2. Using try/catch blocks.

Because some things can go wrong…

try {
  let deepProperty =
    obj.prop1 && obj.prop1.deepProp.veryDeepProp.veryVeryDeepProp
} catch (exception) {
  // do something else
}

But placing many try/catch blocks throughout your code just to access properties is neither practical nor readable.

3. Helper function

We will write a simple helper function that does nothing else but calling a provided function in a try/catch block. With the support of ES6 Arrow function, we can call the helper function in just a one-line callback.

var obj = {}

function getSafe(fn) {
  try {
    return fn()
  } catch (e) {
    console.log(e)
    return undefined
  }
}

// use it like this
let deepProperty = getSafe(
  () => obj.prop1.deepProp.veryDeepProp.veryVeryDeepProp
)

uncaught type error

That way, you will either get the property value or undefined. That works because JavaScript only evaluates the content of the inner callback (or closure) when it is actually executed. So it will only be evaluated inside of the try/catch block and not yet in the code calling the helper function. This version down below will never work because the property argument will be evaluated when we pass it into the function.

var obj = {}

function getSafeNaive(property) {
  try {
    return property
  } catch (e) {
    return undefined
  }
}

let deepProperty = getSafeNaive(
  obj.prop1.deepProp.veryDeepProp.veryVeryDeepProp
)
//error from here, so that cannot go inside the try catch block

Elvis Operator

Some programming languages also support the so called elvis operator ?. that is yet another approach to the same problem. Applying it to the dirty example from above would like this obj?.prop1?.deepProp?.veryDeepProp?.veryVeryDeepProp. Essentially, it makes the compiler stop accessing more nested properties as soon as one of them is null (or undefined, or whatever null-type(s) that language uses).

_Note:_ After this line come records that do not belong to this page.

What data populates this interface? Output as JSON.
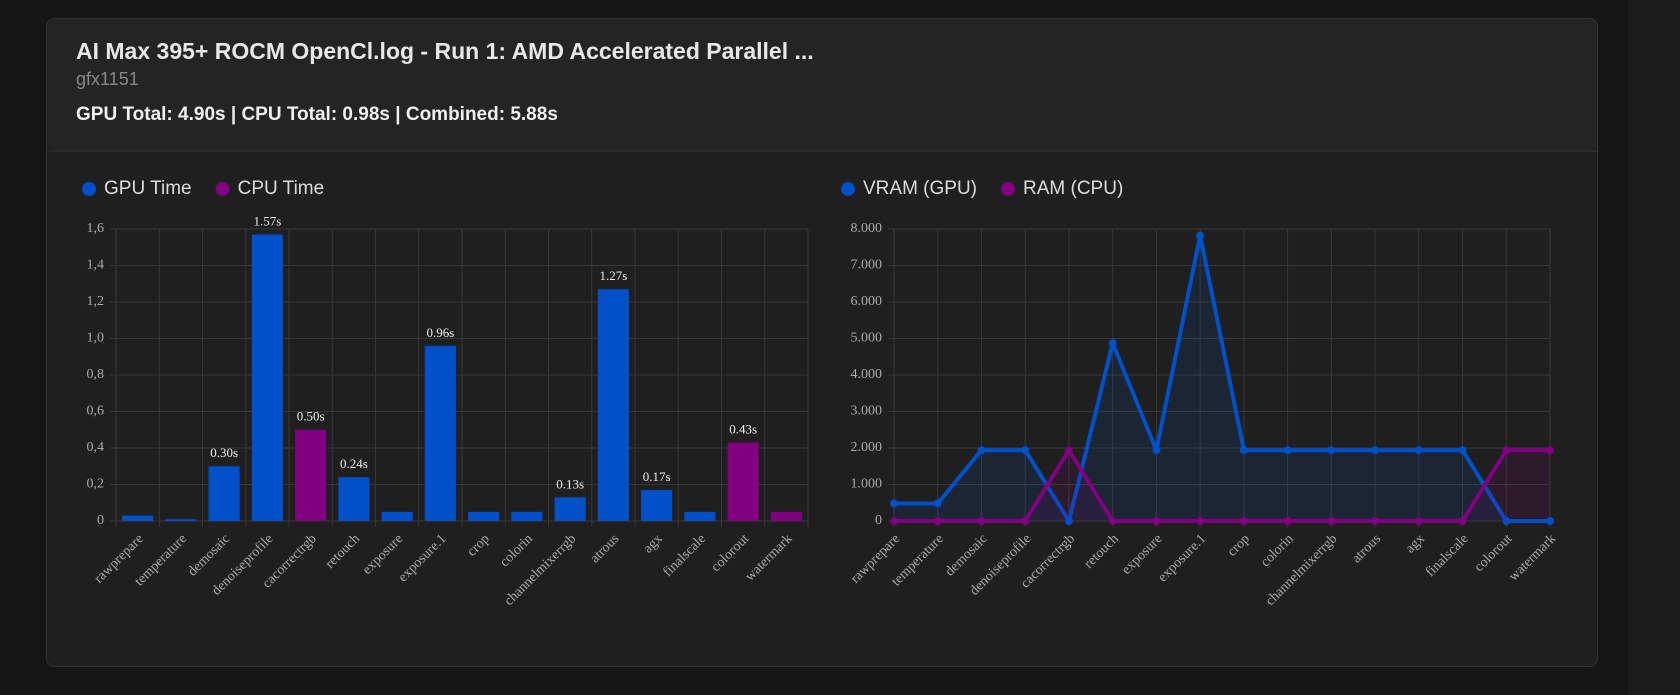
{
  "header": {
    "title": "AI Max 395+ ROCM OpenCl.log - Run 1: AMD Accelerated Parallel ...",
    "subtitle": "gfx1151",
    "summary": "GPU Total: 4.90s | CPU Total: 0.98s | Combined: 5.88s"
  },
  "chart_data": [
    {
      "type": "bar",
      "categories": [
        "rawprepare",
        "temperature",
        "demosaic",
        "denoiseprofile",
        "cacorrectrgb",
        "retouch",
        "exposure",
        "exposure.1",
        "crop",
        "colorin",
        "channelmixerrgb",
        "atrous",
        "agx",
        "finalscale",
        "colorout",
        "watermark"
      ],
      "series": [
        {
          "name": "GPU Time",
          "color": "#0050c8",
          "values": [
            0.03,
            0.01,
            0.3,
            1.57,
            null,
            0.24,
            0.05,
            0.96,
            0.05,
            0.05,
            0.13,
            1.27,
            0.17,
            0.05,
            null,
            null
          ],
          "value_labels": [
            null,
            null,
            "0.30s",
            "1.57s",
            null,
            "0.24s",
            null,
            "0.96s",
            null,
            null,
            "0.13s",
            "1.27s",
            "0.17s",
            null,
            null,
            null
          ]
        },
        {
          "name": "CPU Time",
          "color": "#800080",
          "values": [
            null,
            null,
            null,
            null,
            0.5,
            null,
            null,
            null,
            null,
            null,
            null,
            null,
            null,
            null,
            0.43,
            0.05
          ],
          "value_labels": [
            null,
            null,
            null,
            null,
            "0.50s",
            null,
            null,
            null,
            null,
            null,
            null,
            null,
            null,
            null,
            "0.43s",
            null
          ]
        }
      ],
      "ylim": [
        0,
        1.6
      ],
      "yticks": [
        0,
        {
          "value": 0.2,
          "label": "0,2"
        },
        {
          "value": 0.4,
          "label": "0,4"
        },
        {
          "value": 0.6,
          "label": "0,6"
        },
        {
          "value": 0.8,
          "label": "0,8"
        },
        {
          "value": 1.0,
          "label": "1,0"
        },
        {
          "value": 1.2,
          "label": "1,2"
        },
        {
          "value": 1.4,
          "label": "1,4"
        },
        {
          "value": 1.6,
          "label": "1,6"
        }
      ],
      "grid": true
    },
    {
      "type": "line",
      "categories": [
        "rawprepare",
        "temperature",
        "demosaic",
        "denoiseprofile",
        "cacorrectrgb",
        "retouch",
        "exposure",
        "exposure.1",
        "crop",
        "colorin",
        "channelmixerrgb",
        "atrous",
        "agx",
        "finalscale",
        "colorout",
        "watermark"
      ],
      "series": [
        {
          "name": "VRAM (GPU)",
          "color": "#0050c8",
          "values": [
            480,
            480,
            1940,
            1940,
            0,
            4870,
            1940,
            7820,
            1940,
            1940,
            1940,
            1940,
            1940,
            1940,
            0,
            0
          ]
        },
        {
          "name": "RAM (CPU)",
          "color": "#800080",
          "values": [
            0,
            0,
            0,
            0,
            1940,
            0,
            0,
            0,
            0,
            0,
            0,
            0,
            0,
            0,
            1940,
            1940
          ]
        }
      ],
      "ylim": [
        0,
        8000
      ],
      "yticks": [
        0,
        {
          "value": 1000,
          "label": "1.000"
        },
        {
          "value": 2000,
          "label": "2.000"
        },
        {
          "value": 3000,
          "label": "3.000"
        },
        {
          "value": 4000,
          "label": "4.000"
        },
        {
          "value": 5000,
          "label": "5.000"
        },
        {
          "value": 6000,
          "label": "6.000"
        },
        {
          "value": 7000,
          "label": "7.000"
        },
        {
          "value": 8000,
          "label": "8.000"
        }
      ],
      "grid": true
    }
  ]
}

Currently, there is no elvis operator in neither JavaScript nor TypeScript.


In Angular, there is the support elvis operator to protect against a view render failure. They call it safe navigation operator. Take the example below

The current person name is {{nullObject?.name}}

Since it is trying to access name property of a null value, the whole view disappears and you can see the error inside the browser console. It works perfectly with long property paths such as a?.b?.c?.d. So I recommend you to use it everytime you need to access a property inside a template.

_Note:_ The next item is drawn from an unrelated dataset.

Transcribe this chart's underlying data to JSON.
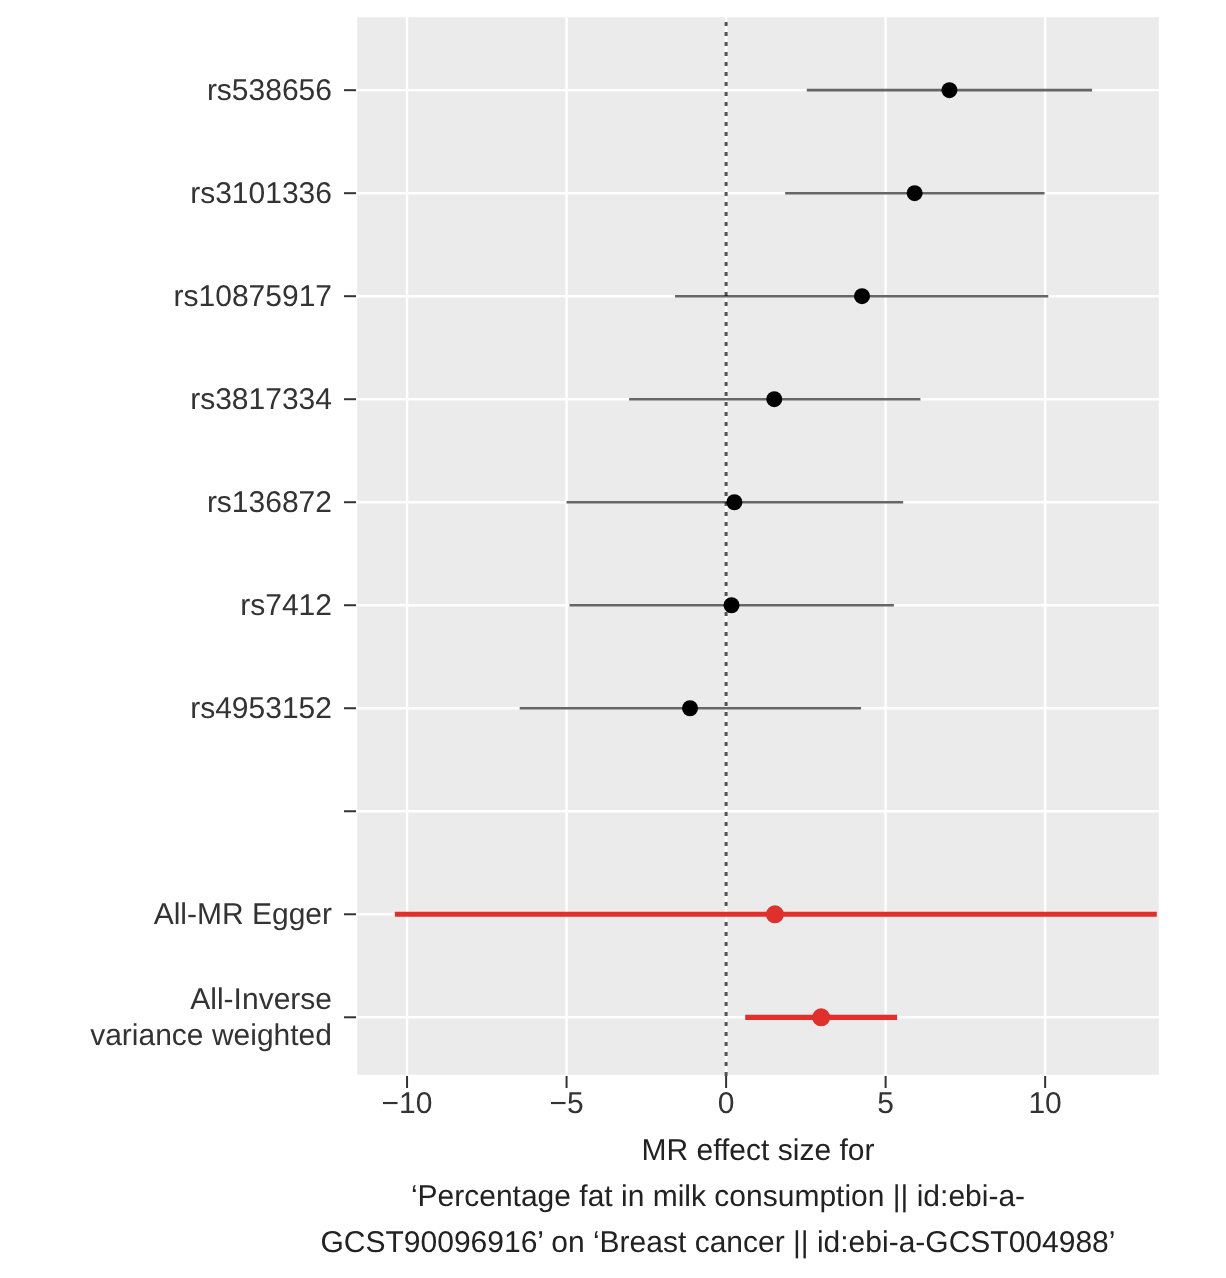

TypeScript 3.7 - Optional Chaining

Detail Release Note

After a long wait, finally TypeScript has brought this feature to live. It basically is the elvis operator above.

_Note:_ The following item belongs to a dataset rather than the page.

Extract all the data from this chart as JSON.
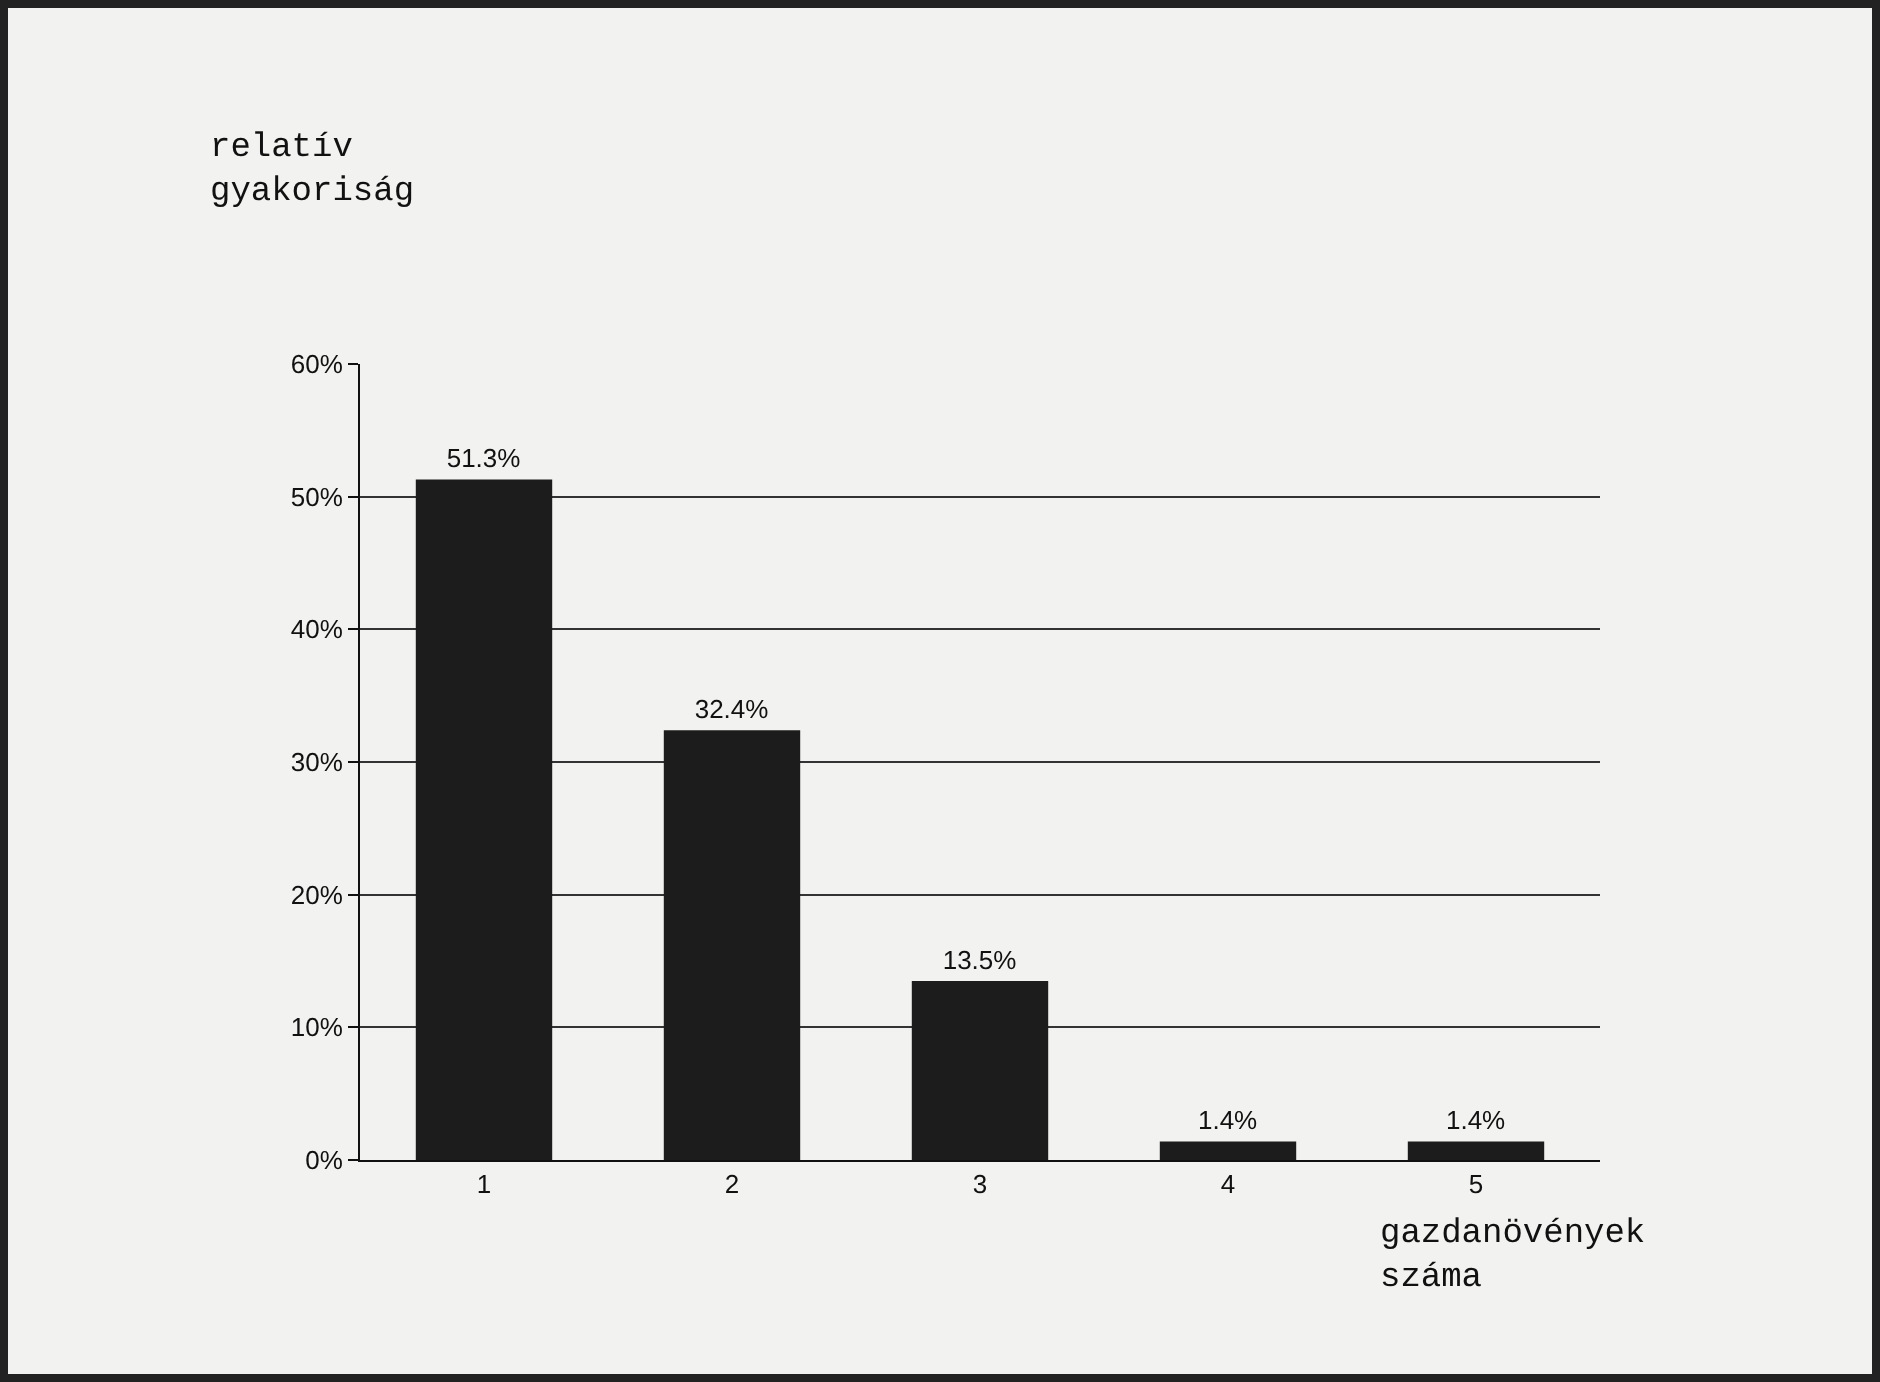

At its core, optional chaining lets us write code where TypeScript can immediately stop running some expressions if we run into a null or undefined. The star of the show in optional chaining is the new ?. operator for optional property accesses. When we write code like

let x = foo?.bar.baz()

this is a way of saying that when foo is defined, foo.bar.baz() will be computed; but when foo is null or undefined, stop what we’re doing and just return undefined.”

let x = foo === null || foo === undefined ? undefined : foo.bar.baz()

Note that if bar is null or undefined, our code will still hit an error accessing baz. Likewise, if baz is null or undefined, we’ll hit an error at the call site. ?. only checks for whether the value on the left of it is null or undefined - not any of the subsequent properties.

You might find yourself using ?. to replace a lot of code that performs repetitive nullish checks using the && operator.

// Before
if (foo && foo.bar && foo.bar.baz) {
  // ...
}

// After-ish
if (foo?.bar?.baz) {
  // ...
}

Keep in mind that ?. acts differently than those && operations since && will act specially on “falsy” values (e.g. the empty string, 0, NaN, and, well, false), but this is an intentional feature of the construct. It doesn’t short-circuit on valid data like 0 or empty strings.